3. No caso dos espíritos puros a escolha decisiva diz respeito antes de tudo a Deus mesmo, primeiro e supremo Bem, aceitado ou rejeitado de um modo mais essencial e direto do que poderia acontecer no raio de ação da livre vontade do homem. Os espíritos puros possuem um conhecimento de Deus incomparavelmente mais perfeito que o homem, porque com a potência da sua inteligência, não condicionada nem limitada pela mediação do conhecimento sensível, veem até o fundo a grandeza do Ser infinito, da primeira Verdade, do sumo Bem. A esta sublime capacidade de conhecimento dos espíritos puros Deus ofereceu o mistério da sua divindade, tornando-os assim participantes, mediante a graça, da sua infinita glória. Justamente porque seres de natureza espiritual, há em seu intelecto a capacidade, o desejo desta elevação sobrenatural à qual Deus lhes havia chamado, para fazer deles, muito antes do homem, “participantes da natureza divina” (cf. 2Pd 1,4), participantes da vida íntima d’Aquele que é Pai e Filho e Espírito Santo, d’Aquele que, na comunhão das três Pessoas Divinas, “é Amor” (1Jo 4,16). Deus havia admitido todos os espíritos puros, antes e em maior grau do que o homem, à eterna comunhão do amor.

4. A escolha realizada sobre a base da verdade de Deus, conhecida de forma superior dada a lucidez de suas inteligências, dividiu também o mundo dos espíritos puros em bons e maus. Os bons escolheram Deus como Bem supremo e definitivo, conhecido à luz da inteligência iluminada pela Revelação. Ter escolhido Deus significa que se voltaram a Ele com toda a força interior de sua liberdade, força que é amor. Deus se tornou o total e definitivo objetivo da sua existência espiritual.
Os outros, ao contrário, “deram as costas” a Deus, contra a verdade do conhecimento que indicava n’Ele o Bem total e definitivo.
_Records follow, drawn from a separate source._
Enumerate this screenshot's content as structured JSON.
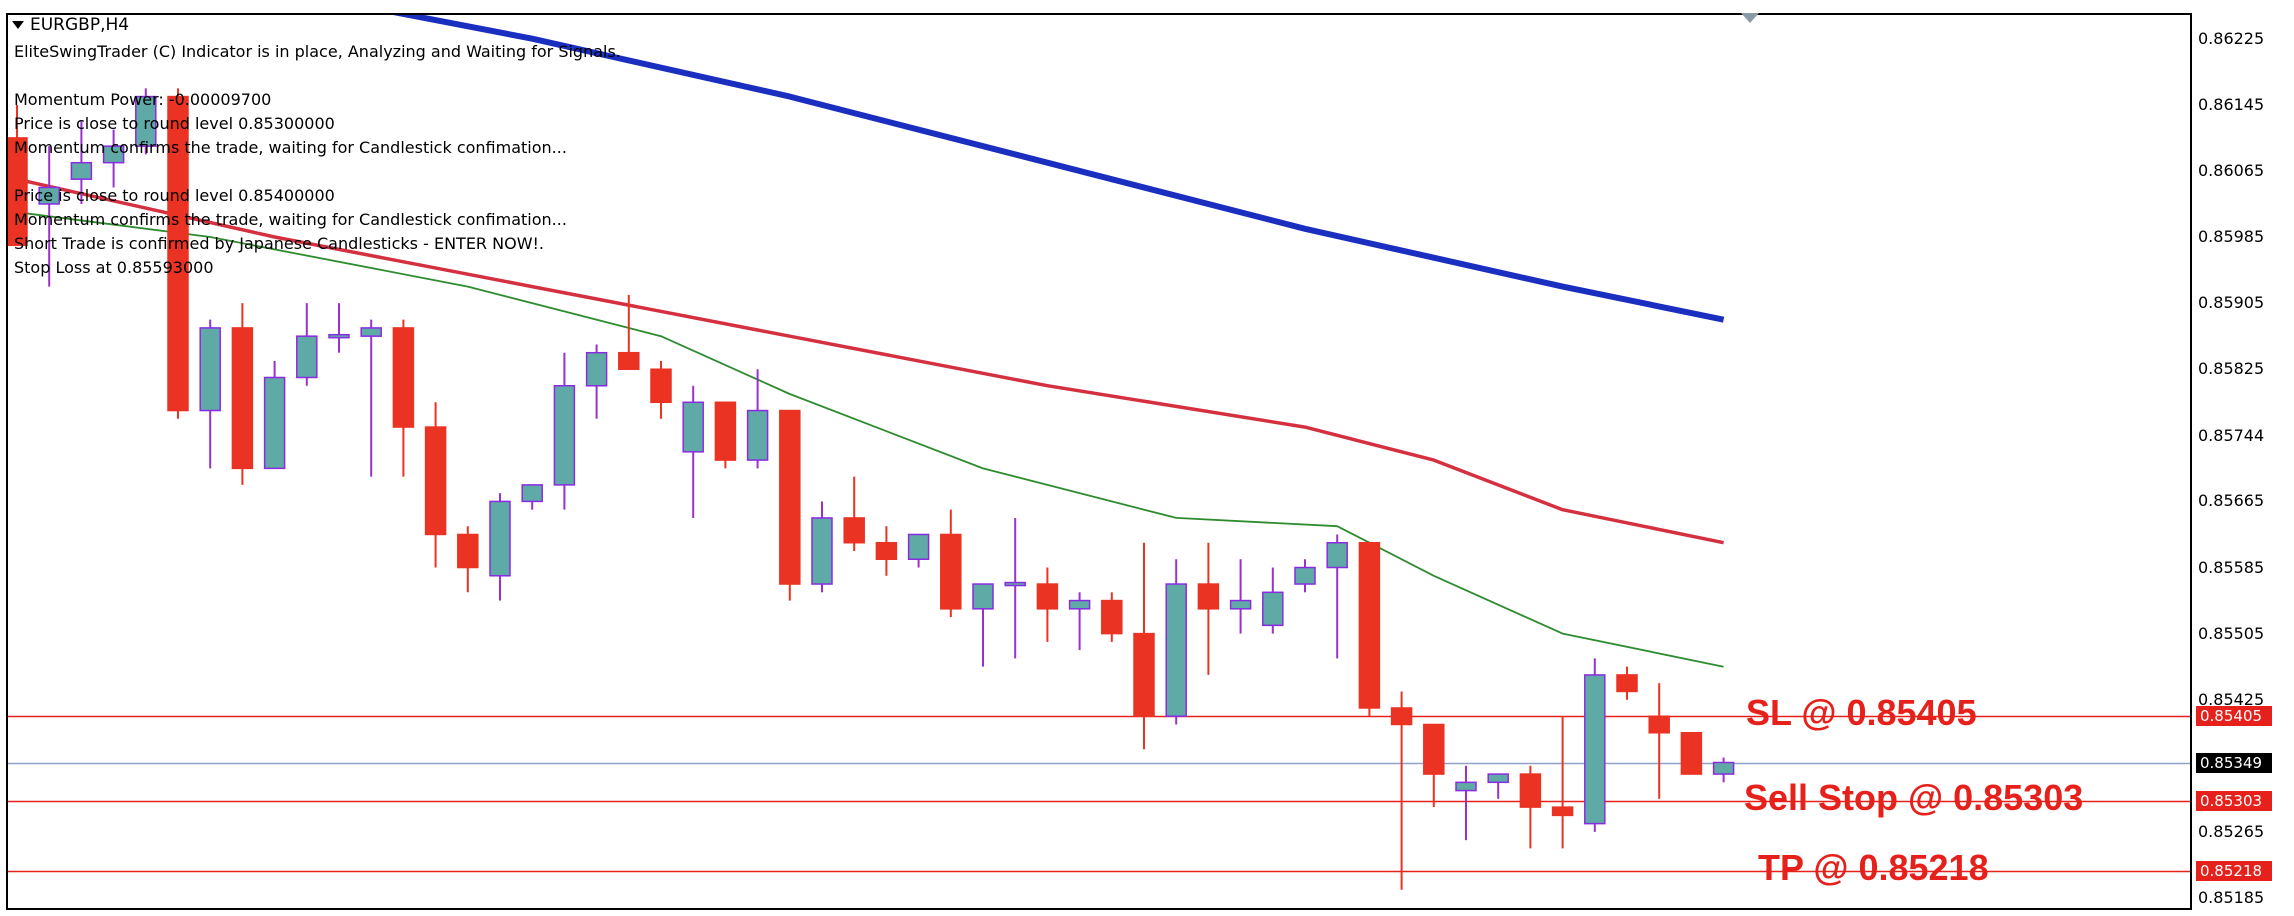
{
  "window": {
    "symbol": "EURGBP,H4"
  },
  "info": {
    "lines": [
      "EliteSwingTrader (C) Indicator is in place, Analyzing and Waiting for Signals.",
      "",
      "Momentum Power: -0.00009700",
      "Price is close to round level 0.85300000",
      "Momentum confirms the trade, waiting for Candlestick confimation...",
      "",
      "Price is close to round level 0.85400000",
      "Momentum confirms the trade, waiting for Candlestick confimation...",
      "Short Trade is confirmed by Japanese Candlesticks - ENTER NOW!.",
      "Stop Loss at 0.85593000"
    ]
  },
  "annotations": {
    "sl_label": "SL @ 0.85405",
    "sell_stop_label": "Sell Stop @ 0.85303",
    "tp_label": "TP @ 0.85218"
  },
  "price_tags": {
    "sl": "0.85405",
    "current": "0.85349",
    "sell_stop": "0.85303",
    "tp": "0.85218"
  },
  "colors": {
    "bull_body": "#5fa9a6",
    "bull_border": "#8a2be2",
    "bear_body": "#ea3323",
    "wick_bull": "#9932cc",
    "wick_bear": "#ea3323",
    "ma_slow": "#1a2ec0",
    "ma_mid": "#d43040",
    "ma_fast": "#2e8b2e",
    "level_line": "#e6201a",
    "current_line": "#8fa3c8",
    "current_tag_bg": "#000000"
  },
  "chart_data": {
    "type": "candlestick",
    "title": "EURGBP,H4",
    "ylim": [
      0.85185,
      0.86238
    ],
    "y_ticks": [
      "0.86225",
      "0.86145",
      "0.86065",
      "0.85985",
      "0.85905",
      "0.85825",
      "0.85744",
      "0.85665",
      "0.85585",
      "0.85505",
      "0.85425",
      "0.85345",
      "0.85265",
      "0.85185"
    ],
    "candles": [
      {
        "o": 0.86105,
        "h": 0.86145,
        "l": 0.85985,
        "c": 0.85975
      },
      {
        "o": 0.86025,
        "h": 0.86095,
        "l": 0.85925,
        "c": 0.86045
      },
      {
        "o": 0.86055,
        "h": 0.86125,
        "l": 0.86025,
        "c": 0.86075
      },
      {
        "o": 0.86075,
        "h": 0.86115,
        "l": 0.86045,
        "c": 0.86095
      },
      {
        "o": 0.86095,
        "h": 0.86165,
        "l": 0.86085,
        "c": 0.86155
      },
      {
        "o": 0.86155,
        "h": 0.86165,
        "l": 0.85765,
        "c": 0.85775
      },
      {
        "o": 0.85775,
        "h": 0.85885,
        "l": 0.85705,
        "c": 0.85875
      },
      {
        "o": 0.85875,
        "h": 0.85905,
        "l": 0.85685,
        "c": 0.85705
      },
      {
        "o": 0.85705,
        "h": 0.85835,
        "l": 0.85705,
        "c": 0.85815
      },
      {
        "o": 0.85815,
        "h": 0.85905,
        "l": 0.85805,
        "c": 0.85865
      },
      {
        "o": 0.85865,
        "h": 0.85905,
        "l": 0.85845,
        "c": 0.85865
      },
      {
        "o": 0.85865,
        "h": 0.85885,
        "l": 0.85695,
        "c": 0.85875
      },
      {
        "o": 0.85875,
        "h": 0.85885,
        "l": 0.85695,
        "c": 0.85755
      },
      {
        "o": 0.85755,
        "h": 0.85785,
        "l": 0.85585,
        "c": 0.85625
      },
      {
        "o": 0.85625,
        "h": 0.85635,
        "l": 0.85555,
        "c": 0.85585
      },
      {
        "o": 0.85575,
        "h": 0.85675,
        "l": 0.85545,
        "c": 0.85665
      },
      {
        "o": 0.85665,
        "h": 0.85685,
        "l": 0.85655,
        "c": 0.85685
      },
      {
        "o": 0.85685,
        "h": 0.85845,
        "l": 0.85655,
        "c": 0.85805
      },
      {
        "o": 0.85805,
        "h": 0.85855,
        "l": 0.85765,
        "c": 0.85845
      },
      {
        "o": 0.85845,
        "h": 0.85915,
        "l": 0.85825,
        "c": 0.85825
      },
      {
        "o": 0.85825,
        "h": 0.85835,
        "l": 0.85765,
        "c": 0.85785
      },
      {
        "o": 0.85725,
        "h": 0.85805,
        "l": 0.85645,
        "c": 0.85785
      },
      {
        "o": 0.85785,
        "h": 0.85785,
        "l": 0.85705,
        "c": 0.85715
      },
      {
        "o": 0.85715,
        "h": 0.85825,
        "l": 0.85705,
        "c": 0.85775
      },
      {
        "o": 0.85775,
        "h": 0.85775,
        "l": 0.85545,
        "c": 0.85565
      },
      {
        "o": 0.85565,
        "h": 0.85665,
        "l": 0.85555,
        "c": 0.85645
      },
      {
        "o": 0.85645,
        "h": 0.85695,
        "l": 0.85605,
        "c": 0.85615
      },
      {
        "o": 0.85615,
        "h": 0.85635,
        "l": 0.85575,
        "c": 0.85595
      },
      {
        "o": 0.85595,
        "h": 0.85625,
        "l": 0.85585,
        "c": 0.85625
      },
      {
        "o": 0.85625,
        "h": 0.85655,
        "l": 0.85525,
        "c": 0.85535
      },
      {
        "o": 0.85535,
        "h": 0.85565,
        "l": 0.85465,
        "c": 0.85565
      },
      {
        "o": 0.85565,
        "h": 0.85645,
        "l": 0.85475,
        "c": 0.85565
      },
      {
        "o": 0.85565,
        "h": 0.85585,
        "l": 0.85495,
        "c": 0.85535
      },
      {
        "o": 0.85535,
        "h": 0.85555,
        "l": 0.85485,
        "c": 0.85545
      },
      {
        "o": 0.85545,
        "h": 0.85555,
        "l": 0.85495,
        "c": 0.85505
      },
      {
        "o": 0.85505,
        "h": 0.85615,
        "l": 0.85365,
        "c": 0.85405
      },
      {
        "o": 0.85405,
        "h": 0.85595,
        "l": 0.85395,
        "c": 0.85565
      },
      {
        "o": 0.85565,
        "h": 0.85615,
        "l": 0.85455,
        "c": 0.85535
      },
      {
        "o": 0.85535,
        "h": 0.85595,
        "l": 0.85505,
        "c": 0.85545
      },
      {
        "o": 0.85515,
        "h": 0.85585,
        "l": 0.85505,
        "c": 0.85555
      },
      {
        "o": 0.85565,
        "h": 0.85595,
        "l": 0.85555,
        "c": 0.85585
      },
      {
        "o": 0.85585,
        "h": 0.85625,
        "l": 0.85475,
        "c": 0.85615
      },
      {
        "o": 0.85615,
        "h": 0.85615,
        "l": 0.85405,
        "c": 0.85415
      },
      {
        "o": 0.85415,
        "h": 0.85435,
        "l": 0.85195,
        "c": 0.85395
      },
      {
        "o": 0.85395,
        "h": 0.85395,
        "l": 0.85295,
        "c": 0.85335
      },
      {
        "o": 0.85315,
        "h": 0.85345,
        "l": 0.85255,
        "c": 0.85325
      },
      {
        "o": 0.85325,
        "h": 0.85335,
        "l": 0.85305,
        "c": 0.85335
      },
      {
        "o": 0.85335,
        "h": 0.85345,
        "l": 0.85245,
        "c": 0.85295
      },
      {
        "o": 0.85295,
        "h": 0.85405,
        "l": 0.85245,
        "c": 0.85285
      },
      {
        "o": 0.85275,
        "h": 0.85475,
        "l": 0.85265,
        "c": 0.85455
      },
      {
        "o": 0.85455,
        "h": 0.85465,
        "l": 0.85425,
        "c": 0.85435
      },
      {
        "o": 0.85405,
        "h": 0.85445,
        "l": 0.85305,
        "c": 0.85385
      },
      {
        "o": 0.85385,
        "h": 0.85385,
        "l": 0.85335,
        "c": 0.85335
      },
      {
        "o": 0.85335,
        "h": 0.85355,
        "l": 0.85325,
        "c": 0.85349
      }
    ],
    "moving_averages": [
      {
        "color": "#1a2ec0",
        "points": [
          [
            0,
            0.86345
          ],
          [
            16,
            0.86225
          ],
          [
            24,
            0.86155
          ],
          [
            32,
            0.86075
          ],
          [
            40,
            0.85995
          ],
          [
            48,
            0.85925
          ],
          [
            53,
            0.85885
          ]
        ]
      },
      {
        "color": "#d43040",
        "points": [
          [
            0,
            0.86055
          ],
          [
            8,
            0.85985
          ],
          [
            16,
            0.85925
          ],
          [
            24,
            0.85865
          ],
          [
            32,
            0.85805
          ],
          [
            40,
            0.85755
          ],
          [
            44,
            0.85715
          ],
          [
            48,
            0.85655
          ],
          [
            53,
            0.85615
          ]
        ]
      },
      {
        "color": "#2e8b2e",
        "points": [
          [
            0,
            0.86015
          ],
          [
            6,
            0.85985
          ],
          [
            14,
            0.85925
          ],
          [
            20,
            0.85865
          ],
          [
            24,
            0.85795
          ],
          [
            30,
            0.85705
          ],
          [
            36,
            0.85645
          ],
          [
            41,
            0.85635
          ],
          [
            44,
            0.85575
          ],
          [
            48,
            0.85505
          ],
          [
            53,
            0.85465
          ]
        ]
      }
    ],
    "levels": [
      {
        "value": 0.85405,
        "kind": "sl"
      },
      {
        "value": 0.85349,
        "kind": "current"
      },
      {
        "value": 0.85303,
        "kind": "sell_stop"
      },
      {
        "value": 0.85218,
        "kind": "tp"
      }
    ]
  }
}
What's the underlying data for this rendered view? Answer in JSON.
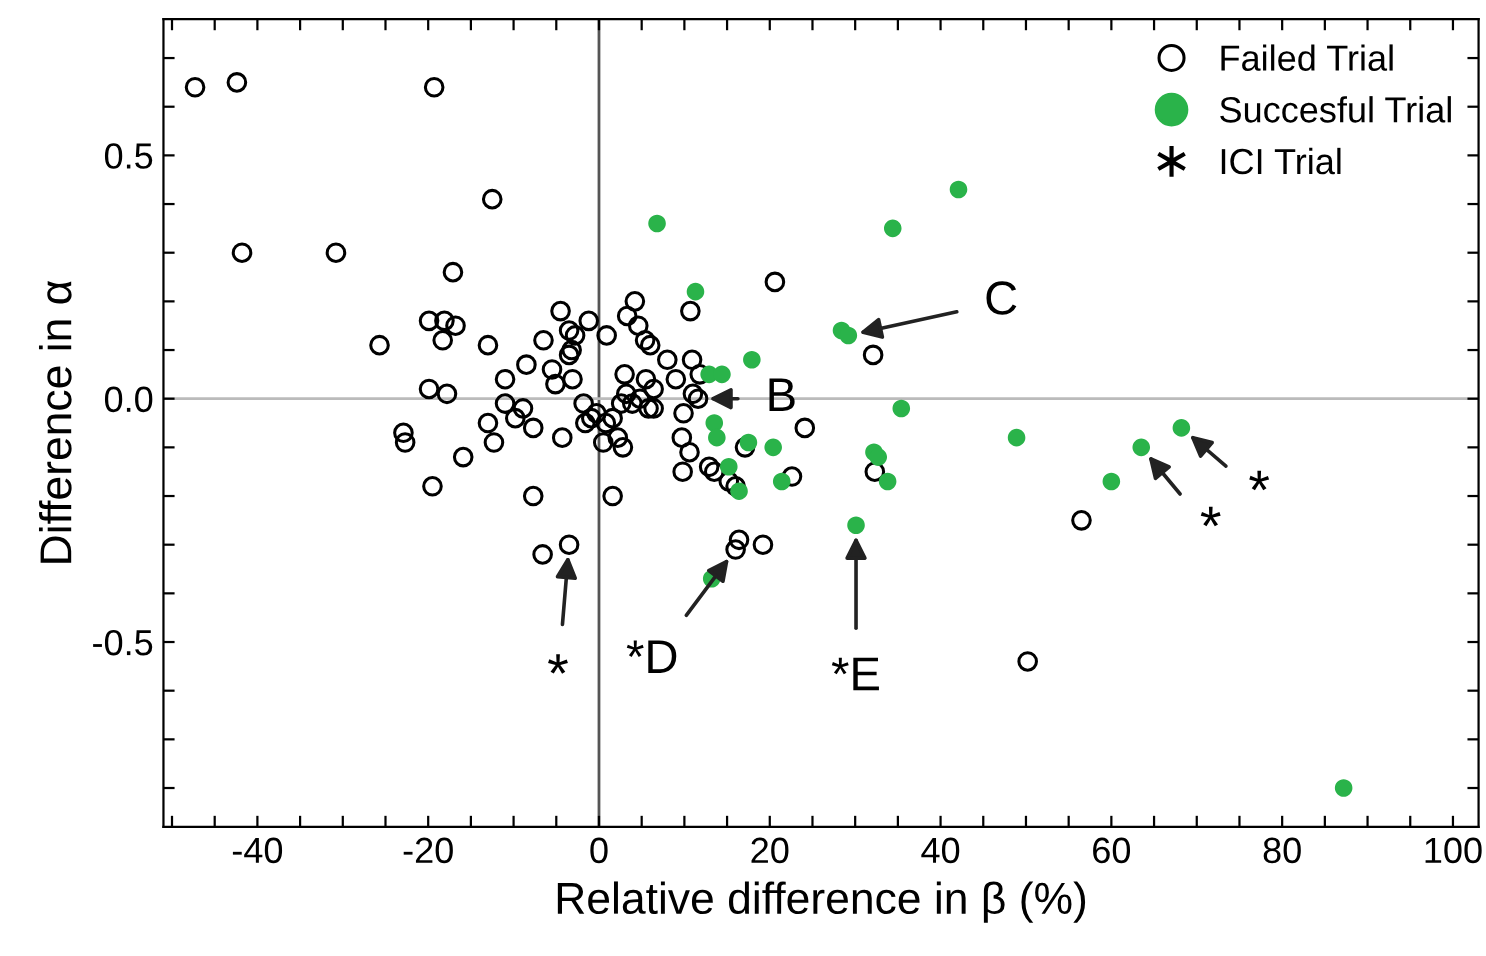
{
  "chart_data": {
    "type": "scatter",
    "xlabel": "Relative difference in β (%)",
    "ylabel": "Difference in α",
    "xlim": [
      -51,
      103
    ],
    "ylim": [
      -0.88,
      0.78
    ],
    "xticks": [
      {
        "value": -50,
        "label": null
      },
      {
        "value": -45,
        "label": null
      },
      -40,
      {
        "value": -35,
        "label": null
      },
      {
        "value": -30,
        "label": null
      },
      {
        "value": -25,
        "label": null
      },
      -20,
      {
        "value": -15,
        "label": null
      },
      {
        "value": -10,
        "label": null
      },
      {
        "value": -5,
        "label": null
      },
      0,
      {
        "value": 5,
        "label": null
      },
      {
        "value": 10,
        "label": null
      },
      {
        "value": 15,
        "label": null
      },
      20,
      {
        "value": 25,
        "label": null
      },
      {
        "value": 30,
        "label": null
      },
      {
        "value": 35,
        "label": null
      },
      40,
      {
        "value": 45,
        "label": null
      },
      {
        "value": 50,
        "label": null
      },
      {
        "value": 55,
        "label": null
      },
      60,
      {
        "value": 65,
        "label": null
      },
      {
        "value": 70,
        "label": null
      },
      {
        "value": 75,
        "label": null
      },
      80,
      {
        "value": 85,
        "label": null
      },
      {
        "value": 90,
        "label": null
      },
      {
        "value": 95,
        "label": null
      },
      100
    ],
    "yticks": [
      {
        "value": -0.8,
        "label": null
      },
      {
        "value": -0.7,
        "label": null
      },
      {
        "value": -0.6,
        "label": null
      },
      {
        "value": -0.5,
        "label": "-0.5"
      },
      {
        "value": -0.4,
        "label": null
      },
      {
        "value": -0.3,
        "label": null
      },
      {
        "value": -0.2,
        "label": null
      },
      {
        "value": -0.1,
        "label": null
      },
      {
        "value": 0,
        "label": "0.0"
      },
      {
        "value": 0.1,
        "label": null
      },
      {
        "value": 0.2,
        "label": null
      },
      {
        "value": 0.3,
        "label": null
      },
      {
        "value": 0.4,
        "label": null
      },
      {
        "value": 0.5,
        "label": "0.5"
      },
      {
        "value": 0.6,
        "label": null
      },
      {
        "value": 0.7,
        "label": null
      }
    ],
    "grid": false,
    "legend": "top right",
    "ref_lines": [
      {
        "axis": "x",
        "value": 0,
        "color": "#555555"
      },
      {
        "axis": "y",
        "value": 0,
        "color": "#bbbbbb"
      }
    ],
    "series": [
      {
        "name": "Failed Trial",
        "color": "#000000",
        "marker": "circle",
        "x": [
          -47.3,
          -42.4,
          -19.3,
          -12.5,
          -41.8,
          -30.8,
          -17.1,
          -25.7,
          -19.9,
          -18.1,
          -16.8,
          -18.3,
          -13.0,
          -4.5,
          -3.5,
          -2.8,
          -1.2,
          -6.5,
          -3.5,
          -3.2,
          -8.5,
          -11.0,
          -5.5,
          -5.1,
          -19.9,
          -17.8,
          -11.0,
          -8.9,
          -9.8,
          -13.0,
          -12.3,
          -7.7,
          -4.3,
          -1.8,
          -1.6,
          -0.9,
          -0.3,
          -22.9,
          -22.7,
          -15.9,
          -19.5,
          -7.7,
          -6.6,
          -3.5,
          1.6,
          0.5,
          1.6,
          2.2,
          2.8,
          0.9,
          3.3,
          4.2,
          4.6,
          5.4,
          6.0,
          8.0,
          9.0,
          10.7,
          10.9,
          3.0,
          3.2,
          2.6,
          4.8,
          5.5,
          6.4,
          5.8,
          6.4,
          9.9,
          9.7,
          10.6,
          9.8,
          11.6,
          11.8,
          12.9,
          13.5,
          15.2,
          16.0,
          17.1,
          22.6,
          24.1,
          20.6,
          32.1,
          32.3,
          16.4,
          16.0,
          19.2,
          0.8,
          3.9,
          -3.1,
          56.5,
          50.2,
          11.0
        ],
        "values": [
          0.64,
          0.65,
          0.64,
          0.41,
          0.3,
          0.3,
          0.26,
          0.11,
          0.16,
          0.16,
          0.15,
          0.12,
          0.11,
          0.18,
          0.14,
          0.13,
          0.16,
          0.12,
          0.09,
          0.1,
          0.07,
          0.04,
          0.06,
          0.03,
          0.02,
          0.01,
          -0.01,
          -0.02,
          -0.04,
          -0.05,
          -0.09,
          -0.06,
          -0.08,
          -0.01,
          -0.05,
          -0.04,
          -0.03,
          -0.07,
          -0.09,
          -0.12,
          -0.18,
          -0.2,
          -0.32,
          -0.3,
          -0.2,
          -0.09,
          -0.04,
          -0.08,
          -0.1,
          0.13,
          0.17,
          0.2,
          0.15,
          0.12,
          0.11,
          0.08,
          0.04,
          0.18,
          0.08,
          0.05,
          0.01,
          -0.01,
          0.0,
          0.04,
          0.02,
          -0.02,
          -0.02,
          -0.03,
          -0.08,
          -0.11,
          -0.15,
          0.0,
          0.05,
          -0.14,
          -0.15,
          -0.17,
          -0.18,
          -0.1,
          -0.16,
          -0.06,
          0.24,
          0.09,
          -0.15,
          -0.29,
          -0.31,
          -0.3,
          -0.05,
          -0.01,
          0.04,
          -0.25,
          -0.54,
          0.01
        ]
      },
      {
        "name": "Succesful Trial",
        "color": "#2ab34a",
        "marker": "circle",
        "x": [
          42.1,
          48.9,
          63.5,
          68.2,
          60.0,
          87.2,
          6.8,
          11.3,
          17.9,
          12.9,
          14.4,
          13.5,
          13.8,
          17.5,
          20.4,
          15.2,
          16.4,
          21.4,
          13.2,
          28.4,
          29.2,
          34.4,
          35.4,
          32.2,
          32.7,
          33.8,
          30.1
        ],
        "values": [
          0.43,
          -0.08,
          -0.1,
          -0.06,
          -0.17,
          -0.8,
          0.36,
          0.22,
          0.08,
          0.05,
          0.05,
          -0.05,
          -0.08,
          -0.09,
          -0.1,
          -0.14,
          -0.19,
          -0.17,
          -0.37,
          0.14,
          0.13,
          0.35,
          -0.02,
          -0.11,
          -0.12,
          -0.17,
          -0.26
        ]
      },
      {
        "name": "ICI Trial",
        "color": "#000000",
        "marker": "star"
      }
    ],
    "annotations": [
      {
        "text": "B",
        "x": 11.6,
        "y": 0.0
      },
      {
        "text": "C",
        "x": 29.2,
        "y": 0.13
      },
      {
        "text": "*D",
        "x": 16.0,
        "y": -0.31
      },
      {
        "text": "*E",
        "x": 30.1,
        "y": -0.26
      },
      {
        "text": "*",
        "x": -3.5,
        "y": -0.3
      },
      {
        "text": "*",
        "x": 63.5,
        "y": -0.1
      },
      {
        "text": "*",
        "x": 68.2,
        "y": -0.06
      }
    ]
  }
}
Escolheram contra a Revelação do mistério de Deus, contra a sua graça que os fazia participantes da Trindade e da eterna amizade com Deus na comunhão com Ele mediante o amor. Baseando-se em sua liberdade criada, fizeram uma escolha radical e irreversível, igual àquela dos anjos bons, mas diametralmente oposta: no lugar de uma aceitação de Deus plena de amor, opuseram-lhe uma recusa inspirada por um falso sentido de autossuficiência, de aversão e mesmo de ódio que se transformou em rebelião.

5. Como compreender tal oposição e rebelião a Deus em seres dotados de uma inteligência tão viva e enriquecidos com tanta luz? Qual será o motivo de tal radical e irreversível opção contra Deus, desse ódio tão profundo que pode aparecer como fruto da loucura? Os Padres da Igreja e os teólogos não hesitam em falar de “cegueira” produzida pela supervalorização da perfeição do próprio ser, levada ao ponto de “obscurecer” a supremacia de Deus, que exigia em troca um ato de dócil e obediente submissão. Tudo isto parece expresso de modo conciso nas palavras “Não servirei!” (Jr 2,20), que manifestam a radical e irreversível recusa em tomar parte na edificação do reino de Deus no mundo criado. “Satanás”, o espírito rebelde, quer seu próprio reino, não o de Deus, e se ergue como primeiro “adversário” do Criador, como opositor da Providência, como antagonista da amorosa sabedoria de Deus. Da rebelião e do pecado de Satanás, como também daquele do homem, devemos concluir acolhendo a sábia experiência da Escritura, que afirma: “No orgulho está a perdição” (Tb 4,13).

Deus Pai rodeado por anjos (Pietro Perugino)

Tradução nossa a partir do texto italiano divulgado no site da Santa Sé (09 de julho e 23 de julho de 1986).